Starting life as a straightforward (but very cool) Tom Waits-themed lunch joint, Rook has broadened its horizons and spread its wings over the past few months with the addition of dinner service. New chef and co-owner Carlos Salazar, for several years sous-chef at Oakley's, has brought with him a number of very strong dishes from the Far East (especially his native Philippines), expanding upon the excellent selection of Vietnamese banh mi sandwiches and introducing a more varied selection of Asian street food.

Two of Carlos' new additions are already on my short list for this year's favorites, and it's still only February. The steamed pork buns, little sandwiches made from essentially the same sort of dough that dim sum restaurants use for char sui, are quite addictive. The belly meat, braised in soy, garlic and ginger, with a rich glaze rendered down from the cooking juices is sticky and meltingly tender, and is augmented by some house-made pickles and peanut crumbs for texture and contrast.

Rook's turkey spring rolls with kimchi cucumber. - MARK A. LEE
  • Mark A. Lee
  • Rook's turkey spring rolls with kimchi cucumber.

Outstanding also is the Pig Face Hash ($10), a generous bowl of finely chopped pig cheeks, ears, tongue and, essentially, all the meat you can get off the head.

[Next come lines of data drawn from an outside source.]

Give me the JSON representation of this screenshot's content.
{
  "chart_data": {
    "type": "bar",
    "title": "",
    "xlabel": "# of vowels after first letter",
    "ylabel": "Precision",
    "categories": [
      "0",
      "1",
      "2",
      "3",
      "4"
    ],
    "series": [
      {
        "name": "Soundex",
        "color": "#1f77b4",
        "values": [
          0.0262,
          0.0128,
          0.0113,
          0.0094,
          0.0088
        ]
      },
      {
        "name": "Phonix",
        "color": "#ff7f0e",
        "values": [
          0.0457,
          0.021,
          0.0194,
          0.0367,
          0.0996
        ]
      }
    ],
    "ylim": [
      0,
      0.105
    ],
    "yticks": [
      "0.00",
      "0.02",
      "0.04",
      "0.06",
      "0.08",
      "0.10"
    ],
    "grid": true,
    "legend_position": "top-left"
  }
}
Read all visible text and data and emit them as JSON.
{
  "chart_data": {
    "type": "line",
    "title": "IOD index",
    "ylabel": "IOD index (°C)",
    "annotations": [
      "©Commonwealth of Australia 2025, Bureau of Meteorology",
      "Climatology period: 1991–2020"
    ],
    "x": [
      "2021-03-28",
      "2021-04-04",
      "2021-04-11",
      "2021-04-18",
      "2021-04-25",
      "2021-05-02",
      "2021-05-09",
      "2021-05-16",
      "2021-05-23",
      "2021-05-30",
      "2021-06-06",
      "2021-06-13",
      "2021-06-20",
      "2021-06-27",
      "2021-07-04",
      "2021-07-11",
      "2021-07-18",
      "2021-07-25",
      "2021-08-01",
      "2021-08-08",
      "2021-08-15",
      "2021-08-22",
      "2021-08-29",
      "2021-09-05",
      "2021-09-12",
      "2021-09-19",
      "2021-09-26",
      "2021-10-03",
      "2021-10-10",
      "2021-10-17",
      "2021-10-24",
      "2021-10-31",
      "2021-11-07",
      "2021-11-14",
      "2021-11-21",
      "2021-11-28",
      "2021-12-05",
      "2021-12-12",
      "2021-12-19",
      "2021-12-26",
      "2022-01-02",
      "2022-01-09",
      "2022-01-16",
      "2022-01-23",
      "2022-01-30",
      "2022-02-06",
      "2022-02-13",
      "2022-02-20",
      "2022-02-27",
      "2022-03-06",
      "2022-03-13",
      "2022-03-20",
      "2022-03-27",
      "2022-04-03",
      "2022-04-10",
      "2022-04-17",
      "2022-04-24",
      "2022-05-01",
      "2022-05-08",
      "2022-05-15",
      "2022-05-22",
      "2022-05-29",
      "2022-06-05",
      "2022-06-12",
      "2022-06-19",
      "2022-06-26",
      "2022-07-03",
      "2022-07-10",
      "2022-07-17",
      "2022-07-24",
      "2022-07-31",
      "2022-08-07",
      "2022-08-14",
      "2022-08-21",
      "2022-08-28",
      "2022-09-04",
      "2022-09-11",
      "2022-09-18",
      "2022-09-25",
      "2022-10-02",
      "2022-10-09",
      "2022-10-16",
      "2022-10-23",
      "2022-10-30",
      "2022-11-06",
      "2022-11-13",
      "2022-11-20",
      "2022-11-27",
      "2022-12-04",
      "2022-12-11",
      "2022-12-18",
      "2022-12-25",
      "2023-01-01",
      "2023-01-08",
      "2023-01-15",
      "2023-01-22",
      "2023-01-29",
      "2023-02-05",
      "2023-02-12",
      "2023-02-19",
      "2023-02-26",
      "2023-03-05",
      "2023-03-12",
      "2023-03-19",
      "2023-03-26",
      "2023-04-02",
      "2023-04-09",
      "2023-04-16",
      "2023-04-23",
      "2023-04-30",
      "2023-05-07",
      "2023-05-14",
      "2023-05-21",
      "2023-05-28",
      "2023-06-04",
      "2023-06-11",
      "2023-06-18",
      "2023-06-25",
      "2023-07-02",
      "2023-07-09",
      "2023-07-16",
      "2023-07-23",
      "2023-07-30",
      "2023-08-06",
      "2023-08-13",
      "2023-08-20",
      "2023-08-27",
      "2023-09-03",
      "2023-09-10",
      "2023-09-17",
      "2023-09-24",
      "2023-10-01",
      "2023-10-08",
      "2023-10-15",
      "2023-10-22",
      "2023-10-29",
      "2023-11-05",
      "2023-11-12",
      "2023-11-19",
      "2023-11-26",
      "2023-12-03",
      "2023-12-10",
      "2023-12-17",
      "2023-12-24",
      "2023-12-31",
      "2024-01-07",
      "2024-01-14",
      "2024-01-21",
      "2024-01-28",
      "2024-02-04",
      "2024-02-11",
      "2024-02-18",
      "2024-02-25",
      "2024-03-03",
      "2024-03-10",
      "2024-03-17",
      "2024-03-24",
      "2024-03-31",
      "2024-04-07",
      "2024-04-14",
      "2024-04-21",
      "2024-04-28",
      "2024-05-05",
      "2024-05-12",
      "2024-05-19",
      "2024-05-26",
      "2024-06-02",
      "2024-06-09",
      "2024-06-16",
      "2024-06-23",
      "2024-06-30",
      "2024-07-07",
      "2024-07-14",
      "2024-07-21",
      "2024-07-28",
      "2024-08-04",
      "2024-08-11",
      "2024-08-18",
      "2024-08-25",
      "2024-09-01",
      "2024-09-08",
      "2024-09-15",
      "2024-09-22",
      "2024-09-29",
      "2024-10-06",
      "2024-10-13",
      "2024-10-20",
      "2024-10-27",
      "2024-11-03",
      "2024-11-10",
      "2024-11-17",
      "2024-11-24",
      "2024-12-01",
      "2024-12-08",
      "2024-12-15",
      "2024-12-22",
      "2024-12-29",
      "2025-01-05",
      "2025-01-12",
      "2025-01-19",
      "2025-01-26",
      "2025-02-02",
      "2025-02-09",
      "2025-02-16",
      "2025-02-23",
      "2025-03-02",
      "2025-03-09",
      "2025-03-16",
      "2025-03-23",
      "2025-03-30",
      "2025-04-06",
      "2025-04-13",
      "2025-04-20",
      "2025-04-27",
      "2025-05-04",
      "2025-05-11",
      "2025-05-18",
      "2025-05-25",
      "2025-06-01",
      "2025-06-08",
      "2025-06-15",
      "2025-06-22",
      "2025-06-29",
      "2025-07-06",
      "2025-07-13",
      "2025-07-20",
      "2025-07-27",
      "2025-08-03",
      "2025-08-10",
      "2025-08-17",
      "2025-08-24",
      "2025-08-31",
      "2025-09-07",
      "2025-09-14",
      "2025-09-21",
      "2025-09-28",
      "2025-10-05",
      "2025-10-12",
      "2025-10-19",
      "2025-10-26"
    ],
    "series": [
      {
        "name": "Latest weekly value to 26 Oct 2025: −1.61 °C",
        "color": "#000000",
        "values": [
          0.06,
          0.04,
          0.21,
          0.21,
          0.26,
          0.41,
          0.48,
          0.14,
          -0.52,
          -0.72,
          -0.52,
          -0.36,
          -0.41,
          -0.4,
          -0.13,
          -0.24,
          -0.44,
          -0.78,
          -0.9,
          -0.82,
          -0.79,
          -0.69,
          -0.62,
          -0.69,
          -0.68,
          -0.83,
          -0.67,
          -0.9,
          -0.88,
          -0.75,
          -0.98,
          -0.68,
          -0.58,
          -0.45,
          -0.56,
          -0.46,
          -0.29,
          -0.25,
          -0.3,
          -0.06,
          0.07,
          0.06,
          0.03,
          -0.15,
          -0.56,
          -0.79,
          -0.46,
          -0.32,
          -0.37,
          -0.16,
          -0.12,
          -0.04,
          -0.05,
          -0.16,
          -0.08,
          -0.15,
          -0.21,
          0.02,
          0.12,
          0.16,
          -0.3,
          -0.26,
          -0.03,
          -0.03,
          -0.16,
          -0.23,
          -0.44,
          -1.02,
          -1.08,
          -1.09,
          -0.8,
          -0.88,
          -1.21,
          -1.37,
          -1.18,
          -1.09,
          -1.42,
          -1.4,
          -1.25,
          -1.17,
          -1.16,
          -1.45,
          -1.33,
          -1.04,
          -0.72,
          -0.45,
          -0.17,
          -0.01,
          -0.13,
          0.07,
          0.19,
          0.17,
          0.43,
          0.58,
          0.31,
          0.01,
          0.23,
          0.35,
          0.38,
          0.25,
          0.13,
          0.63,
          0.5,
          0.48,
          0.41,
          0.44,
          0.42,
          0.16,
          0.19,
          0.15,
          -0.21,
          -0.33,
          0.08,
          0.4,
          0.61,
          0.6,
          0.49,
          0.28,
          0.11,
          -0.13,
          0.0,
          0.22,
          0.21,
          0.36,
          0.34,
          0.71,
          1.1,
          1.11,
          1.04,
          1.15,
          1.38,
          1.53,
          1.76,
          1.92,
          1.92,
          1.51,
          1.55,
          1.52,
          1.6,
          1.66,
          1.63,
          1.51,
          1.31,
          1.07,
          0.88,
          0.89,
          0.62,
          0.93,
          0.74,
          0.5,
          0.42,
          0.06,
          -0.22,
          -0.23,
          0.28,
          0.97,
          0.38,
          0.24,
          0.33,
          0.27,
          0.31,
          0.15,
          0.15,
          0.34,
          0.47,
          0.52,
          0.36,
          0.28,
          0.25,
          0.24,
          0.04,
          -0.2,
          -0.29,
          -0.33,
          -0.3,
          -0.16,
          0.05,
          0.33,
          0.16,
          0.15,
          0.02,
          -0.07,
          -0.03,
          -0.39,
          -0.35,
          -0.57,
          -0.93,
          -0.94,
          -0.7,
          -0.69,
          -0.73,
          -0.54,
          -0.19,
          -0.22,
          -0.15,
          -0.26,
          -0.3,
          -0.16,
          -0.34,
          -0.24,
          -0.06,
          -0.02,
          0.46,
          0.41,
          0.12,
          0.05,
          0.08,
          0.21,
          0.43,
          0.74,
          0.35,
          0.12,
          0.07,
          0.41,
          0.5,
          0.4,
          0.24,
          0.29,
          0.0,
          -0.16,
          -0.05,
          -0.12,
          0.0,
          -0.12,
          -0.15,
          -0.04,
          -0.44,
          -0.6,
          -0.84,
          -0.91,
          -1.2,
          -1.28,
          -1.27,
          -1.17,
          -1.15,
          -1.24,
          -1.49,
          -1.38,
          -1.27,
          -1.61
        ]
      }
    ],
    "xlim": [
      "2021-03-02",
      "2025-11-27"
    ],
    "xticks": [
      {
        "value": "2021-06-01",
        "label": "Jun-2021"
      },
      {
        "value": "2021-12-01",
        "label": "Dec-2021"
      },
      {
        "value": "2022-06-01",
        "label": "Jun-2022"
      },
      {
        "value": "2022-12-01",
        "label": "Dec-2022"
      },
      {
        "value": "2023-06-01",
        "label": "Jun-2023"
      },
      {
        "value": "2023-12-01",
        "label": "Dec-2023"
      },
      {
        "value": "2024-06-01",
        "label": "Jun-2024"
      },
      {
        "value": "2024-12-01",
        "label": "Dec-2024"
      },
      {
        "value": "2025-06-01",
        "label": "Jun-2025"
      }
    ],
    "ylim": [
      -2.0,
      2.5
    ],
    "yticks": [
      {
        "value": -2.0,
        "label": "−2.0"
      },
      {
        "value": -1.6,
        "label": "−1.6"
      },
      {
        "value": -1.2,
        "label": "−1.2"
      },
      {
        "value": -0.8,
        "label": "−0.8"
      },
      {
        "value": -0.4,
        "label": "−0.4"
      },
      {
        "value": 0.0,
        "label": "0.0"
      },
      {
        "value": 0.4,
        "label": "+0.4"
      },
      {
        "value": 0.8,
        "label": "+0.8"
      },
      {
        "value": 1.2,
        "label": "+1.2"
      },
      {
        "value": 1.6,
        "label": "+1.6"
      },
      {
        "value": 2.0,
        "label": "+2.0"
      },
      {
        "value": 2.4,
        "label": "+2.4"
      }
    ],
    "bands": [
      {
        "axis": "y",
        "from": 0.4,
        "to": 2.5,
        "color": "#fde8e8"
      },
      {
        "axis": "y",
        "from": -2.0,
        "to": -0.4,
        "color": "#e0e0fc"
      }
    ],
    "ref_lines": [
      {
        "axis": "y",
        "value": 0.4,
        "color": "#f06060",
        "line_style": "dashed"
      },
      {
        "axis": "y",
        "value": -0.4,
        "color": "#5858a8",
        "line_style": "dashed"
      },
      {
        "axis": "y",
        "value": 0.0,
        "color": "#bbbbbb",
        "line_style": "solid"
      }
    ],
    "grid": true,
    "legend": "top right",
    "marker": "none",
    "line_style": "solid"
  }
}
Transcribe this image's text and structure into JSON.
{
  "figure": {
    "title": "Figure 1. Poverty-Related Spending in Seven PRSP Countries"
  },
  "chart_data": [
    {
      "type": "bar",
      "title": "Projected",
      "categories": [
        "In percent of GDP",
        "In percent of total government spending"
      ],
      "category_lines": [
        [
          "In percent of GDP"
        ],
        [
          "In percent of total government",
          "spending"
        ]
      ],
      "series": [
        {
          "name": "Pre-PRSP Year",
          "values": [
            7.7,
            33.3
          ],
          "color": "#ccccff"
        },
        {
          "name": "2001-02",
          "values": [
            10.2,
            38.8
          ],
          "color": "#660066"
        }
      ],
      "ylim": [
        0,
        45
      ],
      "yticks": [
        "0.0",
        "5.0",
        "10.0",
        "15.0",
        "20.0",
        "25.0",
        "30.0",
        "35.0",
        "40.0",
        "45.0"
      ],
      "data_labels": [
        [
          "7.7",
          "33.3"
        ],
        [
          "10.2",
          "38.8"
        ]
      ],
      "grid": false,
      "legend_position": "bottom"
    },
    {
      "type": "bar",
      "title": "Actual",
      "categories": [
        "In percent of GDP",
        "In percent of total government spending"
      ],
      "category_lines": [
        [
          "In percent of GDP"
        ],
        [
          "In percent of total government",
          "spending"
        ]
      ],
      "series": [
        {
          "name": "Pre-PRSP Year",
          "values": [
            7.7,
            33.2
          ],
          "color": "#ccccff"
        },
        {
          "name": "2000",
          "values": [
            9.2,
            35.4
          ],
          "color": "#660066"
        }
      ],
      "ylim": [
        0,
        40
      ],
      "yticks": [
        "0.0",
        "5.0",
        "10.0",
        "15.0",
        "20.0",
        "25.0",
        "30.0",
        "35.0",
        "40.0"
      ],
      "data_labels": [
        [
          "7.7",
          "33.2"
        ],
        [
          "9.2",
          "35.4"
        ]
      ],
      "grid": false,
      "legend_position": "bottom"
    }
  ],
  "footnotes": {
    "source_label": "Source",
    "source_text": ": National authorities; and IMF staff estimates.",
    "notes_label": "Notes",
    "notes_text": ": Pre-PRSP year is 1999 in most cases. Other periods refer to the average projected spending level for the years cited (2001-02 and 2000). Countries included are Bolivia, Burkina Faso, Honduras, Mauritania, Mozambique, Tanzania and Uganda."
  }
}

Given texture and crunch with the addition of pickled peppers and pork crackling, this is truly the pork-lover's dream dish. A fried egg tops things off perfectly, and if one egg isn't sufficient, you can always order another one. This dish won Chef Carlos the recent Taste of Elegance Award last week, and is on its own well worth the visit.

Also of note is a very fine Karaage: a dish of deep-fried chicken thigh meat, served with rice and sweet chili sauce. Garnished with cilantro and mint, the simple ingredients combine with explosive effect, the mint in particular lending a uniquely cooling counterpoint to the savory heat. This is not your greasy strip mall carry-out food, and in spite of many comments to the contrary, is very fairly priced. As are the steamed dumplings, which are clearly hand made from good ingredients.

I particularly like the Thai sour sausage, which, at $5 for a half dozen, is very competitively priced. Perhaps Chef Carlos should raise his prices to remain in line with the rest of the marketplace?

If you have been persuaded by negative reviews to avoid Rook, I strongly recommend a visit. This is high-quality, reasonably priced food, and it deserves our support. And they now have a beer license.